Getting diff time statistics for same function Totally confused after seeing results

Hi,

I am trying to implement filter on CUDA. I have developed filter kernel function for that. After kernel execution I have to copy 32400 float values from device to host. And it takes ~2000 milli Seconds. :w00t:

If I am performing same operation before kernel function execution then it takes ~4 milli seconds.

I am confused after getting different statistics.

Can anybody help me to solve this problem?

I think this might be due to some overheads. If so then is it possible that it is graphics card’s limitation to give such a large amount of overhead??? O:)

Thanks in advance. :)

Do you call cudaThreadSyncronize() after running kernel and before memcpy? I guess no.

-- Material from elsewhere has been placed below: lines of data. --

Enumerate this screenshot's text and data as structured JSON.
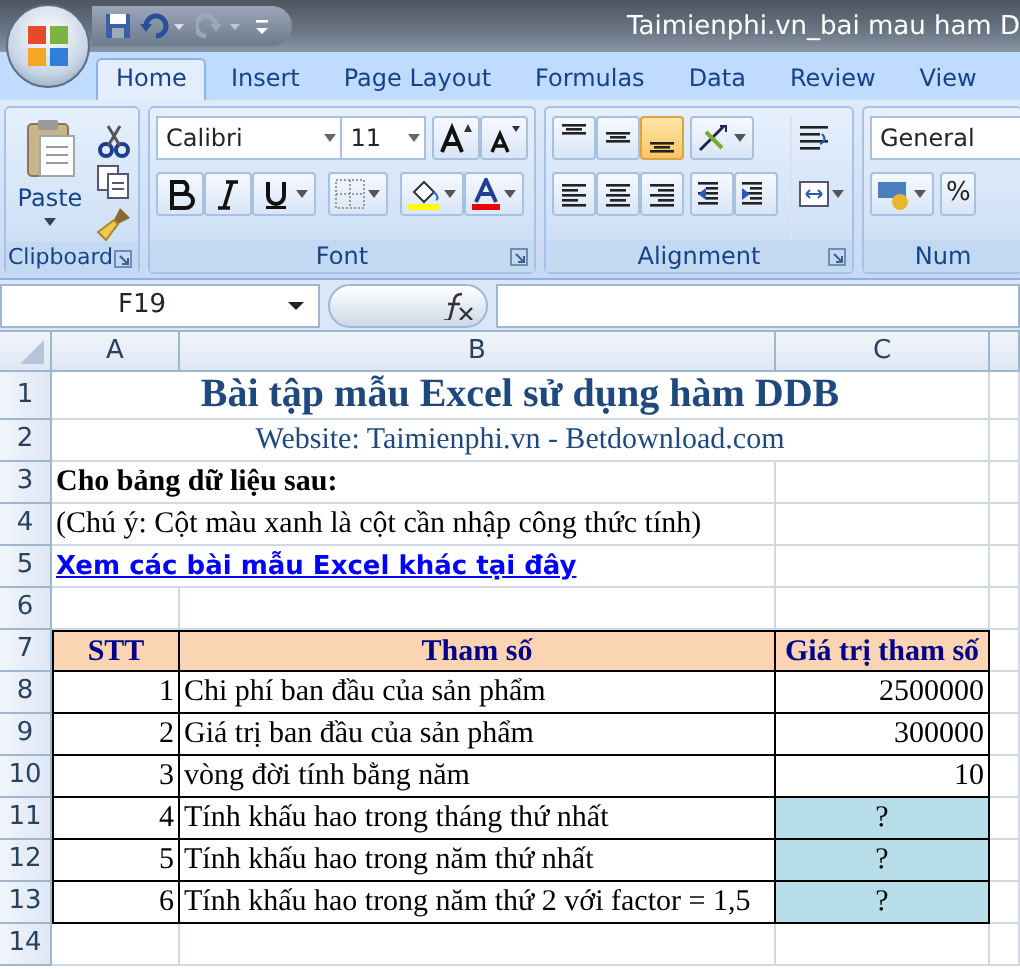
{
  "window": {
    "title": "Taimienphi.vn_bai mau ham D"
  },
  "tabs": [
    {
      "label": "Home",
      "selected": true
    },
    {
      "label": "Insert",
      "selected": false
    },
    {
      "label": "Page Layout",
      "selected": false
    },
    {
      "label": "Formulas",
      "selected": false
    },
    {
      "label": "Data",
      "selected": false
    },
    {
      "label": "Review",
      "selected": false
    },
    {
      "label": "View",
      "selected": false
    }
  ],
  "ribbon": {
    "clipboard": {
      "paste_label": "Paste",
      "label": "Clipboard"
    },
    "font": {
      "font_name": "Calibri",
      "font_size": "11",
      "label": "Font"
    },
    "alignment": {
      "vertical_align": [
        {
          "selected": false
        },
        {
          "selected": false
        },
        {
          "selected": true
        }
      ],
      "label": "Alignment"
    },
    "number": {
      "format": "General",
      "percent": "%",
      "label": "Num"
    }
  },
  "name_box": "F19",
  "columns": [
    "A",
    "B",
    "C"
  ],
  "rows": [
    {
      "number": "1",
      "kind": "title",
      "text": "Bài tập mẫu Excel sử dụng hàm DDB"
    },
    {
      "number": "2",
      "kind": "subtitle",
      "text": "Website: Taimienphi.vn - Betdownload.com"
    },
    {
      "number": "3",
      "kind": "heading",
      "text": "Cho bảng dữ liệu sau:"
    },
    {
      "number": "4",
      "kind": "note",
      "text": "(Chú ý: Cột màu xanh là cột cần nhập công thức tính)"
    },
    {
      "number": "5",
      "kind": "link",
      "text": "Xem các bài mẫu Excel khác tại đây"
    },
    {
      "number": "6",
      "kind": "empty"
    },
    {
      "number": "7",
      "kind": "header",
      "cells": [
        "STT",
        "Tham số",
        "Giá trị tham số"
      ]
    },
    {
      "number": "8",
      "kind": "data",
      "cells": [
        "1",
        "Chi phí ban đầu của sản phẩm",
        "2500000"
      ],
      "highlighted": false
    },
    {
      "number": "9",
      "kind": "data",
      "cells": [
        "2",
        "Giá trị ban đầu của sản phẩm",
        "300000"
      ],
      "highlighted": false
    },
    {
      "number": "10",
      "kind": "data",
      "cells": [
        "3",
        "vòng đời tính bằng năm",
        "10"
      ],
      "highlighted": false
    },
    {
      "number": "11",
      "kind": "data",
      "cells": [
        "4",
        "Tính khấu hao trong tháng thứ nhất",
        "?"
      ],
      "highlighted": true
    },
    {
      "number": "12",
      "kind": "data",
      "cells": [
        "5",
        "Tính khấu hao trong năm thứ nhất",
        "?"
      ],
      "highlighted": true
    },
    {
      "number": "13",
      "kind": "data",
      "cells": [
        "6",
        "Tính khấu hao trong năm thứ 2 với factor = 1,5",
        "?"
      ],
      "highlighted": true
    },
    {
      "number": "14",
      "kind": "empty"
    }
  ]
}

Kernel launches are async, meaning that after you invoke kernel control will be passed back to your program immediately (while code on GPU is still running). Any call to cudaMemcpy() causes implicit syncronization: function waits until kernel completes.

So my guess is that you’re measuring kernel execution time, not memory copy. Call cudaThreadSyncronize() right after kernel invokation and your timing should be OK.

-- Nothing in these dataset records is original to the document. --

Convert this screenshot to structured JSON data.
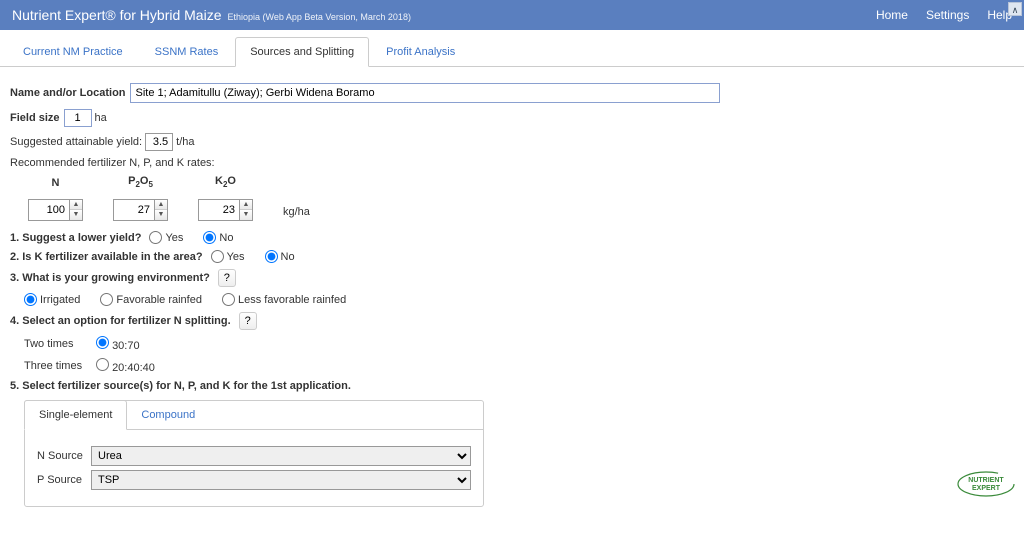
{
  "topbar": {
    "title": "Nutrient Expert® for Hybrid Maize",
    "sub": "Ethiopia (Web App Beta Version, March 2018)",
    "nav": {
      "home": "Home",
      "settings": "Settings",
      "help": "Help"
    }
  },
  "tabs": {
    "current": "Current NM Practice",
    "ssnm": "SSNM Rates",
    "sources": "Sources and Splitting",
    "profit": "Profit Analysis"
  },
  "form": {
    "loc_label": "Name and/or Location",
    "loc_value": "Site 1; Adamitullu (Ziway); Gerbi Widena Boramo",
    "fieldsize_label": "Field size",
    "fieldsize_value": "1",
    "fieldsize_unit": "ha",
    "yield_label": "Suggested attainable yield:",
    "yield_value": "3.5",
    "yield_unit": "t/ha",
    "rates_label": "Recommended fertilizer N, P, and K rates:",
    "n_label": "N",
    "p_label_html": "P₂O₅",
    "k_label_html": "K₂O",
    "n_val": "100",
    "p_val": "27",
    "k_val": "23",
    "rates_unit": "kg/ha",
    "q1": "1. Suggest a lower yield?",
    "q2": "2. Is K fertilizer available in the area?",
    "q3": "3. What is your growing environment?",
    "q4": "4. Select an option for fertilizer N splitting.",
    "q5": "5. Select fertilizer source(s) for N, P, and K for the 1st application.",
    "yes": "Yes",
    "no": "No",
    "env_irrigated": "Irrigated",
    "env_fav": "Favorable rainfed",
    "env_less": "Less favorable rainfed",
    "help": "?",
    "two_times": "Two times",
    "three_times": "Three times",
    "split_2": "30:70",
    "split_3": "20:40:40",
    "inner_single": "Single-element",
    "inner_compound": "Compound",
    "n_source_label": "N Source",
    "p_source_label": "P Source",
    "n_source_value": "Urea",
    "p_source_value": "TSP"
  },
  "logo_line1": "NUTRIENT",
  "logo_line2": "EXPERT"
}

In CUDA 1.1, events provide an accurate and portable mechanism for timing GPU related events. cu(da)EventRecord records a timestamp asynchronously - the call returns right away and the hardware records the timestamp once all preceding operations have been completed.

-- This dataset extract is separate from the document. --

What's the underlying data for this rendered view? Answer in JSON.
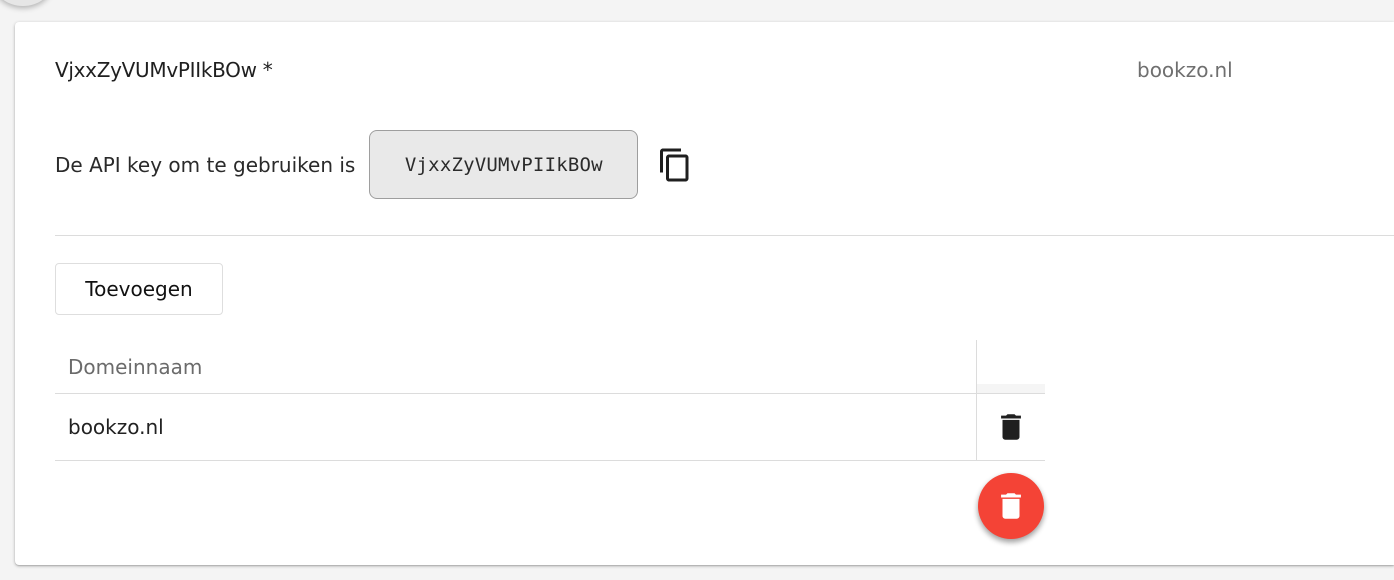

For timing purposes, specifying the NULL stream is best.

No synchronization is required until the app wants to call cu(da)EventElapsedTime to compute the difference between two recorded events’ timestamps. Before calling cu(da)EventElapsedTime, the app must call cu(da)EventSynchronize on the events or cuCtxSynchronize/cudaThreadSynchronize to synchronize with the GPU.

For overall wall clock times, it may be preferable to use host based timing mechanisms; but if you want to measure how long the GPU is spending memcpy’ing or in a particular kernel, events are a good option.

Thanks for your input…,

Now I have implemented cudaThreadSyncronize(). And getting far better results… :)